To our knowledge, this is the first report describing evidence of silencing the human BCRP gene by siRNAs in cancer cells. Several studies employing the same strategy against the MDR1 gene have been published recently (27–30). Although selection for drug resistance in cell lines usually results in predominance of a single ATP-binding cassette transporter, such a situation is not observed in clinical samples. For example, in some cases of adult leukemias, combined overexpression of P-gp and MDR-associated protein 1 have been implicated in the MDR phenotype (48), and in others, even when P-gp-positive blasts were eliminated, a non-P-gp mechanism of resistance emerged in relapsed patients (49). It is also suggested that BCRP may have a role in recurrent tumors, especially in hematologic malignancies in which patients have been concurrently treated with chemotherapy and with inhibitors of P-gp (50). Taken together, it may be feasible to use siRNAs therapeutically in combination against the repertoire of ATP-binding cassette transporters to combat MDR.

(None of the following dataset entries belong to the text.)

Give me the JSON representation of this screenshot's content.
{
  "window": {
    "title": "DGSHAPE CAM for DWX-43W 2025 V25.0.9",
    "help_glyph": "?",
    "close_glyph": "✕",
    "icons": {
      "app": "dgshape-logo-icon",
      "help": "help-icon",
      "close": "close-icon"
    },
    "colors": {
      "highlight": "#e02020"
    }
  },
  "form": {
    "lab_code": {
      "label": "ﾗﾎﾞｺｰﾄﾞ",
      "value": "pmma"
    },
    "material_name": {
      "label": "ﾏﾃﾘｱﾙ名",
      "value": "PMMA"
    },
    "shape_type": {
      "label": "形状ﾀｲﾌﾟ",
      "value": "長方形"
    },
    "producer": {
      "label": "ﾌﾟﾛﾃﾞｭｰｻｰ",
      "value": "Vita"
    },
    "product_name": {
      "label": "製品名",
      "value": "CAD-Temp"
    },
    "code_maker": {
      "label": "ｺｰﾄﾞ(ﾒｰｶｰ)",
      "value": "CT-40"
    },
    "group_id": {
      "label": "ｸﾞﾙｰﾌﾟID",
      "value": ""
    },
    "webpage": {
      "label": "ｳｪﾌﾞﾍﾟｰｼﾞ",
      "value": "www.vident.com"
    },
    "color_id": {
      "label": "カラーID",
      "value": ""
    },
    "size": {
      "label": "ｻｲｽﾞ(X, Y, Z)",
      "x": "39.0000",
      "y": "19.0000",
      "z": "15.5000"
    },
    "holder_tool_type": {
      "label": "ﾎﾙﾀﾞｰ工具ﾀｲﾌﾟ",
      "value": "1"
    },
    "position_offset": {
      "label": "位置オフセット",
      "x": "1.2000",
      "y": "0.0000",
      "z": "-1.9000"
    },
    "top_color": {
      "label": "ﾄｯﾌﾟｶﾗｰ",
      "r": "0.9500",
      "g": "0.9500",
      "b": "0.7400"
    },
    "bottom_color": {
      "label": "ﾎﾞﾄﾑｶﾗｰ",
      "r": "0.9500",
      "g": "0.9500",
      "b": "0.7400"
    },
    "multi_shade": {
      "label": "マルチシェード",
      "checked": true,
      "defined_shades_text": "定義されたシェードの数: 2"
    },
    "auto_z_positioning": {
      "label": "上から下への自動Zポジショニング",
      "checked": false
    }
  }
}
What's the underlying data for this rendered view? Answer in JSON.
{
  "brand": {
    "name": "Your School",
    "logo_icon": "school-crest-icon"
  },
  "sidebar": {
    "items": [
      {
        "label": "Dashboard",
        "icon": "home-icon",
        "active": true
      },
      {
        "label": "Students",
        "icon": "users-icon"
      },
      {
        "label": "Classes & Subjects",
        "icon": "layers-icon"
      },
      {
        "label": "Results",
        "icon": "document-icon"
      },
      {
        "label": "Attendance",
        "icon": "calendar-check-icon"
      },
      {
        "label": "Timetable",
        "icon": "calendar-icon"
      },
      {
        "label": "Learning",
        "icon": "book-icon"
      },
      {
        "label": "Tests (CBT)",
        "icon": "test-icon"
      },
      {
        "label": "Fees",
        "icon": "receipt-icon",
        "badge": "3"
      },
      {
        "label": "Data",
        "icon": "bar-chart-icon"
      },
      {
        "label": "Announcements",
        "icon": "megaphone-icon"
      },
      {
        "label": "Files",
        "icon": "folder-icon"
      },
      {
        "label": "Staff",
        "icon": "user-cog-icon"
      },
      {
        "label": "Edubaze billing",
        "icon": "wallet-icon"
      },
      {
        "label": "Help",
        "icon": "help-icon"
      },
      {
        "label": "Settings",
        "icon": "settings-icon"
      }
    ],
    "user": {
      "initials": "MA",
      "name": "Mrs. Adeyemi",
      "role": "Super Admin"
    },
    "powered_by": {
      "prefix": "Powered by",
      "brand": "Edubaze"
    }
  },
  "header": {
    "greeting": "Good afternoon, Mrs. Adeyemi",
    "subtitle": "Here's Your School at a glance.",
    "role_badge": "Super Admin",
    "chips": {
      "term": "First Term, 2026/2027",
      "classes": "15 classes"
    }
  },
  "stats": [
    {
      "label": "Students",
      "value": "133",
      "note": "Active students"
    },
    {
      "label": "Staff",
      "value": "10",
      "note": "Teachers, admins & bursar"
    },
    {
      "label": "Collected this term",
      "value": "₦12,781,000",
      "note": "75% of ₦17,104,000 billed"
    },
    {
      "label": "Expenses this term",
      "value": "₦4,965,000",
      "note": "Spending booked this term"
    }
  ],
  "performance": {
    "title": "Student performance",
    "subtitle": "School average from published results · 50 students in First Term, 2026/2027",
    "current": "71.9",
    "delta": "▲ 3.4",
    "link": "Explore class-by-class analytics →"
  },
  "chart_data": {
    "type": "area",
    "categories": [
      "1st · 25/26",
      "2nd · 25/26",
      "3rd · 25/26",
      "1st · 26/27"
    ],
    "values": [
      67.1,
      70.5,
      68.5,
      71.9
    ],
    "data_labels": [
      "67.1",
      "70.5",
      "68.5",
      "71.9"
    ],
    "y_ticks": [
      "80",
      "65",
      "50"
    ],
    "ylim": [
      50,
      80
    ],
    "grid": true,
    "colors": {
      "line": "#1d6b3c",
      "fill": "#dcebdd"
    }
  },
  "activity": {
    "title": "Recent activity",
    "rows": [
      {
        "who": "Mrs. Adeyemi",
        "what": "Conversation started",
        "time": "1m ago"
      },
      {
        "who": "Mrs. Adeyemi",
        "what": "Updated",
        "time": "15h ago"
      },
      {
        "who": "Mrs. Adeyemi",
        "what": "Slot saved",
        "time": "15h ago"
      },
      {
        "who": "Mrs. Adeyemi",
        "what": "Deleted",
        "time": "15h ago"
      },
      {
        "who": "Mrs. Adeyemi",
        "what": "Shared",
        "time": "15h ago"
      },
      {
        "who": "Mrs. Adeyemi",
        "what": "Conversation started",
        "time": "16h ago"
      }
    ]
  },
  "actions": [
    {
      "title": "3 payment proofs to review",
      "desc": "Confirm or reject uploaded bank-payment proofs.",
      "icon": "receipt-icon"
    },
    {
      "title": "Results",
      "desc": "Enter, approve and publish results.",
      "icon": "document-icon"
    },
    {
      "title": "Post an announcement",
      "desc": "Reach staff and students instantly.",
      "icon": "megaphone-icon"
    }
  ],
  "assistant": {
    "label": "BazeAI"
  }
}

In conclusion, siRNAs effectively down-regulated BCRP expression in tumor cells and modulated their functional phenotype. These findings may present a new approach in combating BCRP-mediated drug resistance.

We thank Drs. Takeo Nakanishi for the wild-type pcDNA3-BCRP construct, Yin-Yuan Mo for helpful discussion, and Karen Hagen for assistance in the flow cytometry experiments and Martina Vaskova for outstanding administrative support.